[Top][All Lists]

[Date Prev][Date Next][Thread Prev][Thread Next][Date Index][Thread Index]

[avr-gcc-list] Re: Why are we using EICALL and EIJMP for AVR256?

From: David Brown
Subject: [avr-gcc-list] Re: Why are we using EICALL and EIJMP for AVR256?
Date: Fri, 18 Dec 2009 09:33:13 +0100
User-agent: Thunderbird (Windows/20090812)

Weddington, Eric wrote:

-----Original Message----- From: Andy H
[mailto:address@hidden Sent: Thursday, December 17, 2009
6:46 PM To: Dusan Ferbas Cc: Andrew Hutchinson;
address@hidden; Weddington, Eric Subject: Re:
[avr-gcc-list] Why are we using EICALL and EIJMP for AVR256?

It is not possible to handle EIND inside gcc (before gas and
linker). Pointer are only 16 bits

In GCC HEAD, which is future 4.5, there is a new "multiple address
space feature" that was recently added and is being used in the spu
port, and recently one other port. Ideally we need to: - Have the avr
port use the multiple address space feature. This will also let us
have the ability to have pointers to flash, pointers to ram, pointers
to eeprom, and read data out of flash into ram and have gcc generate
the lpm instructions for this. - With multiple address spaces, we can
have multiple pointer sizes. We need to set the pointer size
according to the memory size so that the atmega256x devices will have
(nominally) 24-bit pointers, but smaller flash sizes (such as
atmega128) have a 16-bit pointer. With 24-bit pointer sizes, we can
get rid of the 'trampolines' that cause so many problems and
confusion. The trampoline idea, when it was implemented, was a
compromise anyway and it was known that it was a bit of a kludge.

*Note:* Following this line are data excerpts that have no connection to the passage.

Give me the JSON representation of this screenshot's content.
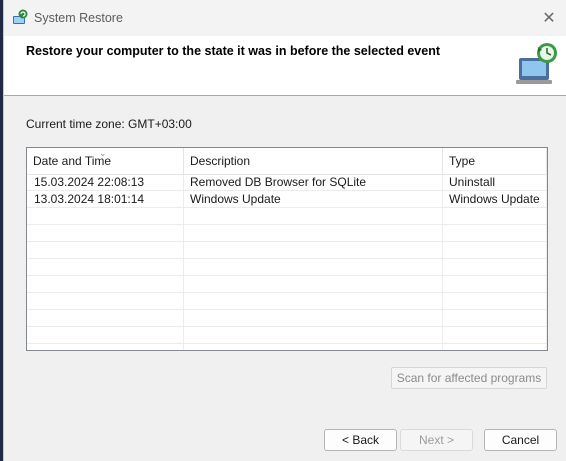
{
  "window": {
    "title": "System Restore",
    "close_glyph": "✕",
    "app_icon": "system-restore-icon"
  },
  "header": {
    "text": "Restore your computer to the state it was in before the selected event",
    "icon": "system-restore-computer-icon"
  },
  "timezone": "Current time zone: GMT+03:00",
  "list": {
    "columns": [
      "Date and Time",
      "Description",
      "Type"
    ],
    "sort_glyph": "⌄",
    "rows": [
      {
        "date": "15.03.2024 22:08:13",
        "description": "Removed DB Browser for SQLite",
        "type": "Uninstall"
      },
      {
        "date": "13.03.2024 18:01:14",
        "description": "Windows Update",
        "type": "Windows Update"
      }
    ]
  },
  "buttons": {
    "scan": "Scan for affected programs",
    "back": "< Back",
    "next": "Next >",
    "cancel": "Cancel"
  },
  "colors": {
    "accent": "#2e8b3a",
    "header_bg": "#ffffff",
    "window_bg": "#f0f0f0"
  }
}
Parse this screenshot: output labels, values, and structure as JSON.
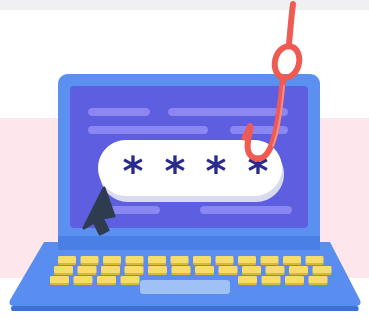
{
  "illustration": {
    "subject": "phishing-password-hook",
    "password_mask": [
      "*",
      "*",
      "*",
      "*"
    ],
    "colors": {
      "background_band": "#fde6ec",
      "laptop_body": "#5a8df0",
      "laptop_body_dark": "#3f6fd9",
      "screen_frame": "#5b8ff0",
      "screen": "#5d5fe0",
      "screen_lines": "#8a86f2",
      "password_pill": "#ffffff",
      "password_pill_shadow": "#e7e9f5",
      "asterisk": "#2a2a8e",
      "hook": "#ef5b52",
      "keys": "#f6dd6a",
      "key_shadow": "#d9b83a",
      "touchpad": "#9fc1f6",
      "cursor": "#2f3b4f"
    }
  }
}
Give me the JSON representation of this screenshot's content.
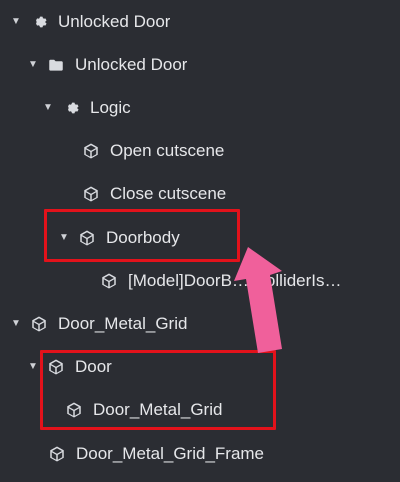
{
  "tree": {
    "items": [
      {
        "label": "Unlocked Door",
        "icon": "gear-icon",
        "expanded": true
      },
      {
        "label": "Unlocked Door",
        "icon": "folder-icon",
        "expanded": true
      },
      {
        "label": "Logic",
        "icon": "gear-icon",
        "expanded": true
      },
      {
        "label": "Open cutscene",
        "icon": "cube-icon",
        "expanded": false
      },
      {
        "label": "Close cutscene",
        "icon": "cube-icon",
        "expanded": false
      },
      {
        "label": "Doorbody",
        "icon": "cube-icon",
        "expanded": true
      },
      {
        "label": "[Model]DoorB…[ColliderIs…",
        "icon": "cube-icon",
        "expanded": false
      },
      {
        "label": "Door_Metal_Grid",
        "icon": "cube-icon",
        "expanded": true
      },
      {
        "label": "Door",
        "icon": "cube-icon",
        "expanded": true
      },
      {
        "label": "Door_Metal_Grid",
        "icon": "cube-icon",
        "expanded": false
      },
      {
        "label": "Door_Metal_Grid_Frame",
        "icon": "cube-icon",
        "expanded": false
      }
    ]
  },
  "annotations": {
    "highlight_color": "#e3121b",
    "arrow_color": "#f0609b"
  }
}
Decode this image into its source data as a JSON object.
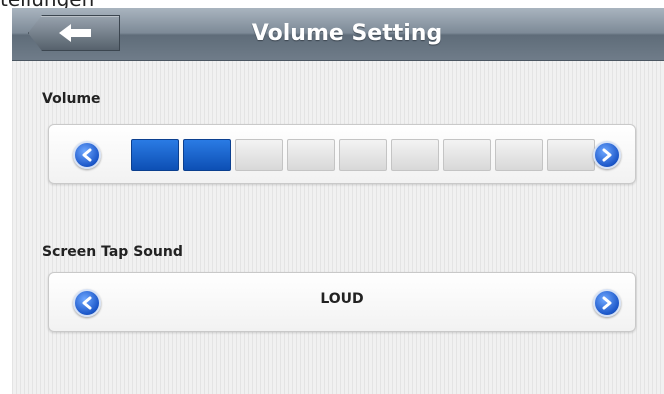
{
  "partial_text": "tellungen",
  "header": {
    "title": "Volume Setting",
    "back_icon": "back-arrow-icon"
  },
  "volume": {
    "label": "Volume",
    "level": 2,
    "max_level": 9,
    "active_color": "#1a63cc",
    "inactive_color": "#e2e2e2",
    "decrease_icon": "chevron-left-icon",
    "increase_icon": "chevron-right-icon"
  },
  "tap_sound": {
    "label": "Screen Tap Sound",
    "value": "LOUD",
    "previous_icon": "chevron-left-icon",
    "next_icon": "chevron-right-icon"
  },
  "colors": {
    "header_bar": "#7d8a97",
    "button_blue": "#1b56c8"
  }
}
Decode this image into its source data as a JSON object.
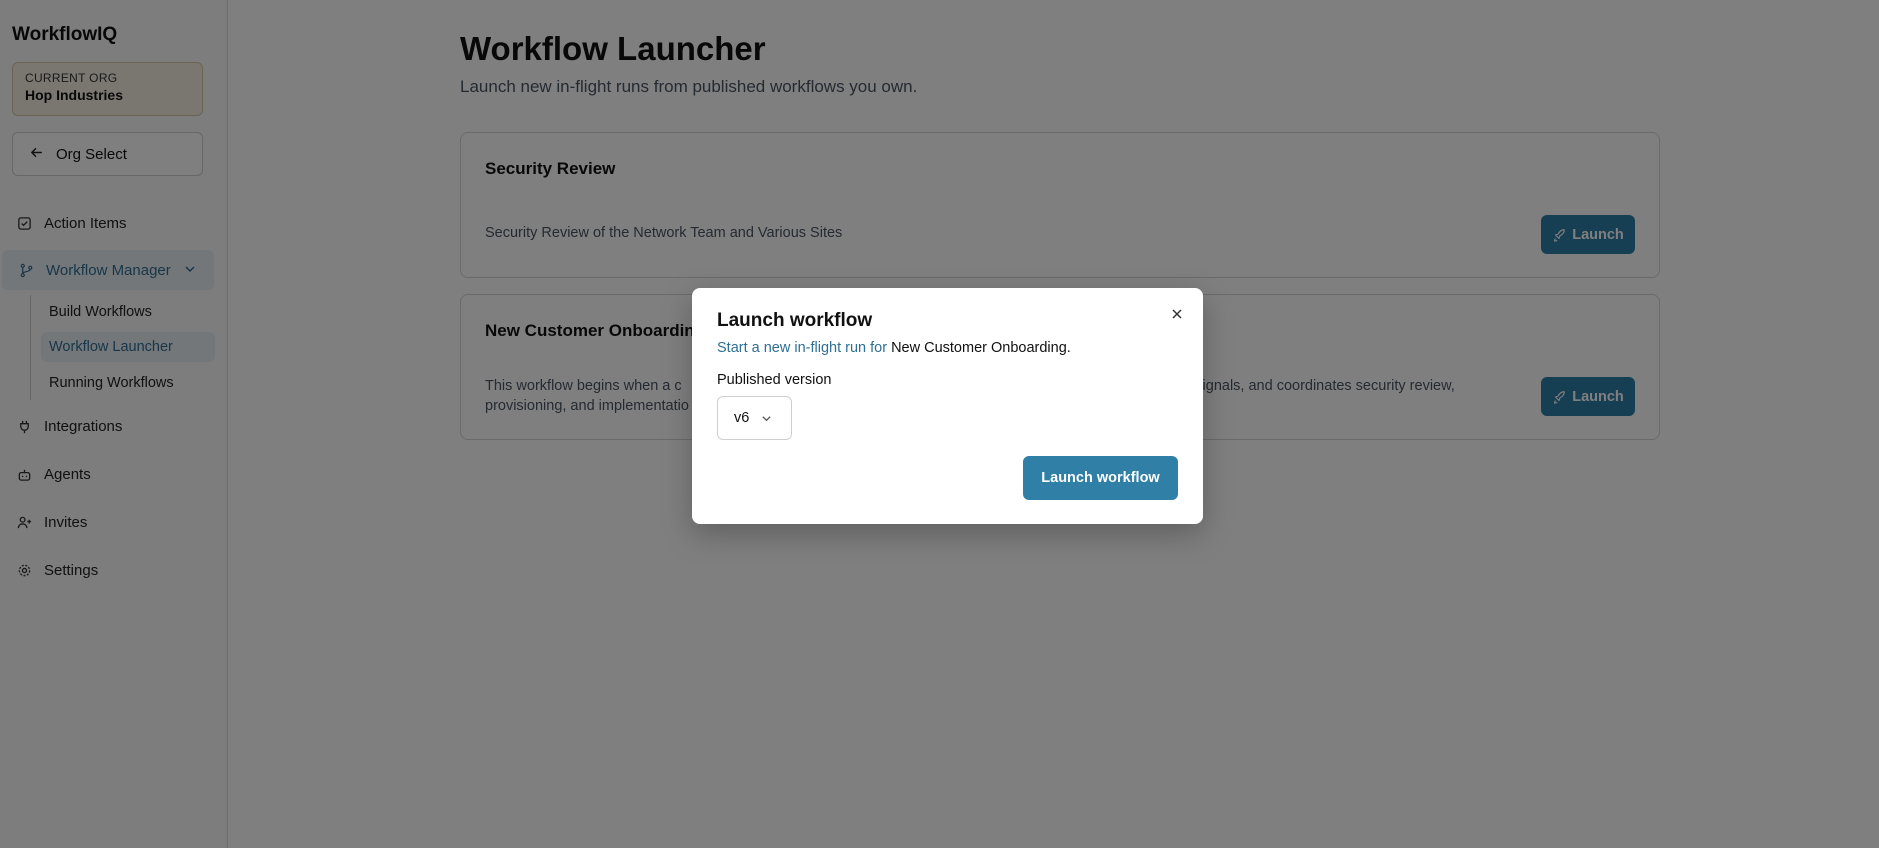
{
  "sidebar": {
    "brand": "WorkflowIQ",
    "org": {
      "label": "CURRENT ORG",
      "name": "Hop Industries"
    },
    "org_select": "Org Select",
    "items": [
      {
        "label": "Action Items",
        "icon": "checkbox-icon"
      },
      {
        "label": "Workflow Manager",
        "icon": "git-branch-icon"
      },
      {
        "label": "Integrations",
        "icon": "plug-icon"
      },
      {
        "label": "Agents",
        "icon": "bot-icon"
      },
      {
        "label": "Invites",
        "icon": "user-plus-icon"
      },
      {
        "label": "Settings",
        "icon": "gear-icon"
      }
    ],
    "subitems": [
      {
        "label": "Build Workflows"
      },
      {
        "label": "Workflow Launcher"
      },
      {
        "label": "Running Workflows"
      }
    ]
  },
  "main": {
    "title": "Workflow Launcher",
    "subtitle": "Launch new in-flight runs from published workflows you own.",
    "cards": [
      {
        "title": "Security Review",
        "description": "Security Review of the Network Team and Various Sites",
        "button": "Launch"
      },
      {
        "title": "New Customer Onboarding",
        "description_line1_left": "This workflow begins when a c",
        "description_line1_right": "k signals, and coordinates security review,",
        "description_line2": "provisioning, and implementatio",
        "button": "Launch"
      }
    ]
  },
  "modal": {
    "title": "Launch workflow",
    "subtitle_prefix": "Start a new in-flight run for ",
    "subtitle_workflow": "New Customer Onboarding",
    "subtitle_suffix": ".",
    "field_label": "Published version",
    "selected_version": "v6",
    "submit": "Launch workflow"
  },
  "colors": {
    "accent": "#2f7fa7",
    "active_text": "#2f6f93",
    "active_bg": "#e8eef3",
    "org_card_bg": "#f5efe2"
  }
}
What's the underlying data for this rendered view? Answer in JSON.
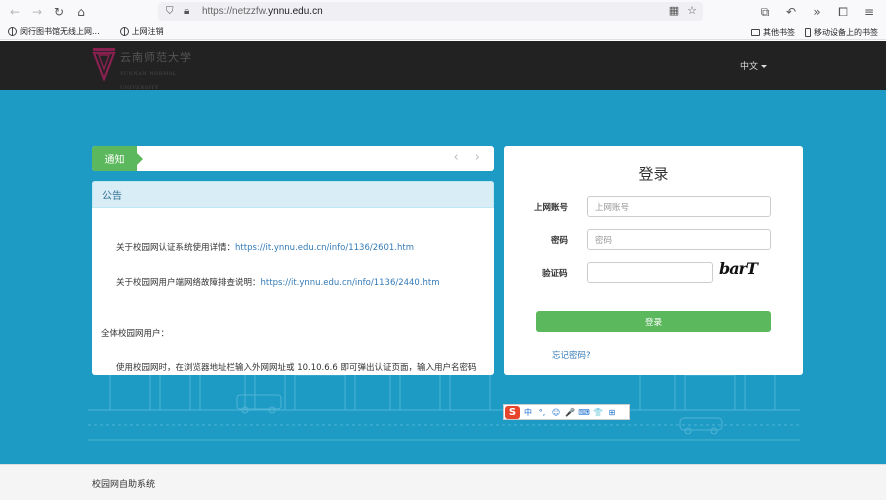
{
  "browser": {
    "url_host": "https://netzzfw.",
    "url_domain": "ynnu.edu.cn",
    "bookmarks": [
      "闵行图书馆无线上网...",
      "上网注销"
    ],
    "bookmarks_right": [
      "其他书签",
      "移动设备上的书签"
    ]
  },
  "header": {
    "logo_text": "云南师范大学",
    "logo_subtext": "YUNNAN NORMAL UNIVERSITY",
    "language": "中文"
  },
  "notice": {
    "tab_label": "通知",
    "arrows": "‹ ›"
  },
  "announcement": {
    "heading": "公告",
    "line1_text": "关于校园网认证系统使用详情：",
    "line1_link": "https://it.ynnu.edu.cn/info/1136/2601.htm",
    "line2_text": "关于校园网用户端网络故障排查说明：",
    "line2_link": "https://it.ynnu.edu.cn/info/1136/2440.htm",
    "line3_text": "全体校园网用户：",
    "line4_text": "使用校园网时，在浏览器地址栏输入外网网址或 10.10.6.6 即可弹出认证页面，输入用户名密码"
  },
  "login": {
    "title": "登录",
    "account_label": "上网账号",
    "account_placeholder": "上网账号",
    "password_label": "密码",
    "password_placeholder": "密码",
    "captcha_label": "验证码",
    "captcha_text": "barT",
    "submit_label": "登录",
    "forgot_label": "忘记密码?"
  },
  "ime": {
    "logo": "S",
    "items": [
      "中",
      "°,",
      "☺",
      "🎤",
      "⌨",
      "👕",
      "⊞"
    ]
  },
  "footer": {
    "text": "校园网自助系统"
  },
  "colors": {
    "main_bg": "#1e9bc4",
    "header_bg": "#222222",
    "accent_green": "#5cb85c",
    "link_blue": "#337ab7"
  }
}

Granted this may be a lot of work, but this is the direction that the
avr port must go in.


Multiple memory spaces are definitely a nice idea, and will (hopefully) help make source code neater. But there are a few things to be wary of, I think.

It may be nice and elegant in the source code to have a pointer to eeprom that can be used much like a pointer to ram - but that will mean that innocent-looking C code can actually involve surprisingly large or slow generated code. This is one of the things many low-level C programmers dislike about C++ - it's too easy to generate a lot of object code for statements that look simple, and it becomes hard to keep an overview of how your code is actually implemented. I am not saying this is a bad thing at all - just that it is something to be careful about, especially in documentation.

Will it be possible for people to define their own memory spaces with access functions? For example, could they define a memory space for an external SPI eeprom? That would multiply both the advantages and disadvantages mentioned above.

Having 24-bit pointers for directly accessing all the flash space on larger devices would be very nice. But it is also important to have subspaces that are accessible with 16-bit pointers (or possibly even 8-bit pointers?). It is often the case that most of your flash data, and all your pointed-to functions, could fit within a 64K block of flash. It must be possible to arrange for this - uses of the mega256 should not have to pay the price of 24-bit pointers unless they really are using the full range.

It may be possible here to borrow ideas (and even code) from the "sdata" and "sconst" sections and addressing used on bigger RISC devices such as the PowerPC. Smaller constant data is placed within a single 64K segment so that it can be accessed using 16-bit offsets from a base pointer - gcc therefore has support for automatically dividing up and segmenting constants (and variables) dependent on their size.

Another nice possibility that memory spaces opens up is for universal pointers - a 32-bit pointer with the first byte determining the memory space. Such pointers would obviously be less efficient than memory-space specific pointers, but could be useful nonetheless.

There is a lot to look forward to in gcc 4.5 - and I'm sure a lot of work involved. Personally, I'm waiting eagerly for link-time optimisation support. The -fwhole-program and --combine flags do a reasonable job, but with LTO it will be a lot more streamlined, and libraries can be included in the link-time optimisation. It should also work for C++, unlike --combine.